Though the Kansas Public Employees Retirement System reported a 14.5 percent net return on investment last year, the fund's gap between assets and liabilities rose by $1 billion last year.
KPERS executive director Alan Conroy told state lawmakers Wednesday that deferred losses from the market collapse in 2008 are mostly to blame for the system's unfunded liability increase to $10.2 billion.
Conroy said the retirement system was funded in 2012 at 56.4 percent of future liability, down from 59.2 percent in 2011. He says the industry standard was to achieve 80 percent funding of pension systems. While a pension system falling into the 60 percent to 80 percent range is cause for concern, anything below 60 percent is a problem, Conroy added.
Over the past 25 years, the system has received an average annual return of 8 percent on its investments. Progress on fixing the unfunded liability hit a wall in 2008 when KPERS' returns fell 30 percent.
Last year, the Legislature and Gov. Sam Brownback pushed reforms that increased employee and employer contributions and added a cash balance plan in 2015 to help with the system's long-term solvency. The cash balance approach blends a 401(k)-style option with the traditional defined benefit pension.
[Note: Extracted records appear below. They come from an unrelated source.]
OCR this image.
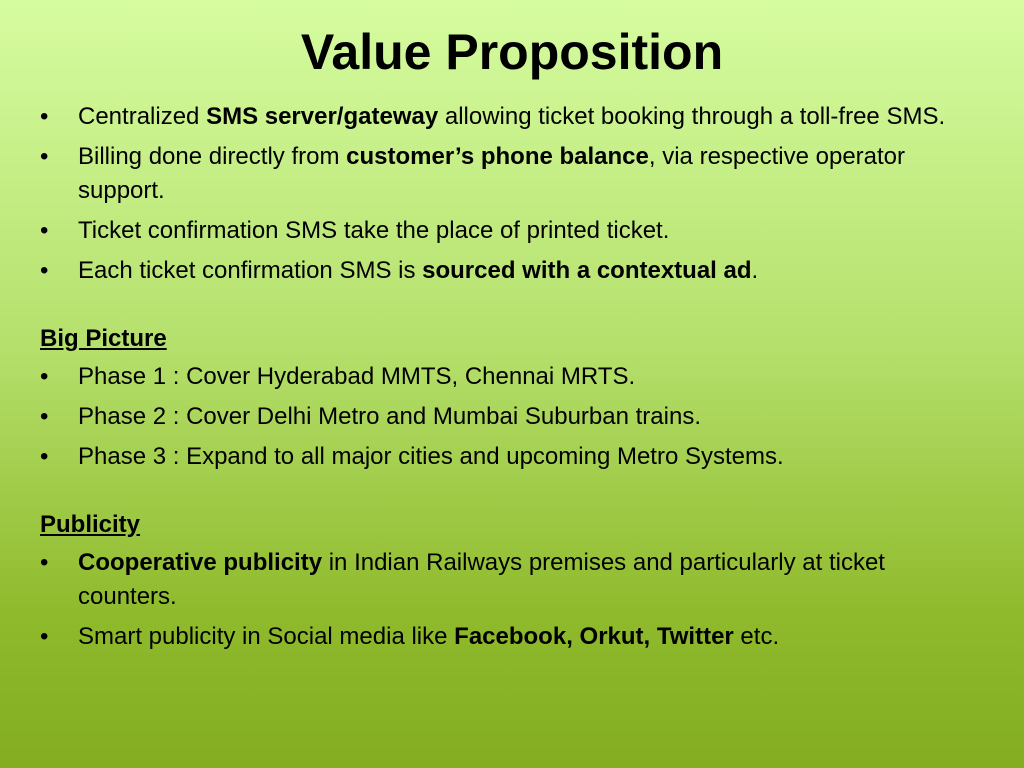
Value Proposition
• Centralized SMS server/gateway allowing ticket booking through a toll-free SMS.
• Billing done directly from customer’s phone balance, via respective operator support.
• Ticket confirmation SMS take the place of printed ticket.
• Each ticket confirmation SMS is sourced with a contextual ad.
Big Picture
• Phase 1 : Cover Hyderabad MMTS, Chennai MRTS.
• Phase 2 : Cover Delhi Metro and Mumbai Suburban trains.
• Phase 3 : Expand to all major cities and upcoming Metro Systems.
Publicity
• Cooperative publicity in Indian Railways premises and particularly at ticket counters.
• Smart publicity in Social media like Facebook, Orkut, Twitter etc.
State lawmakers this year considered - but didn't embrace - the idea of converting KPERS to a 401(k)-style defined contribution plan. Lawmakers also considered issuing $1.5 billion in bonds to infuse KPERS with cash in an effort to inflate earnings and more quickly reduce the liability.
But Rep. Steven Johnson, an Assaria Republican, said that was off the table because rising interest rates on bond debt made it less appealing.
KPERS serves 156,000 active employees in state, local and school governments and 84,000 retirees.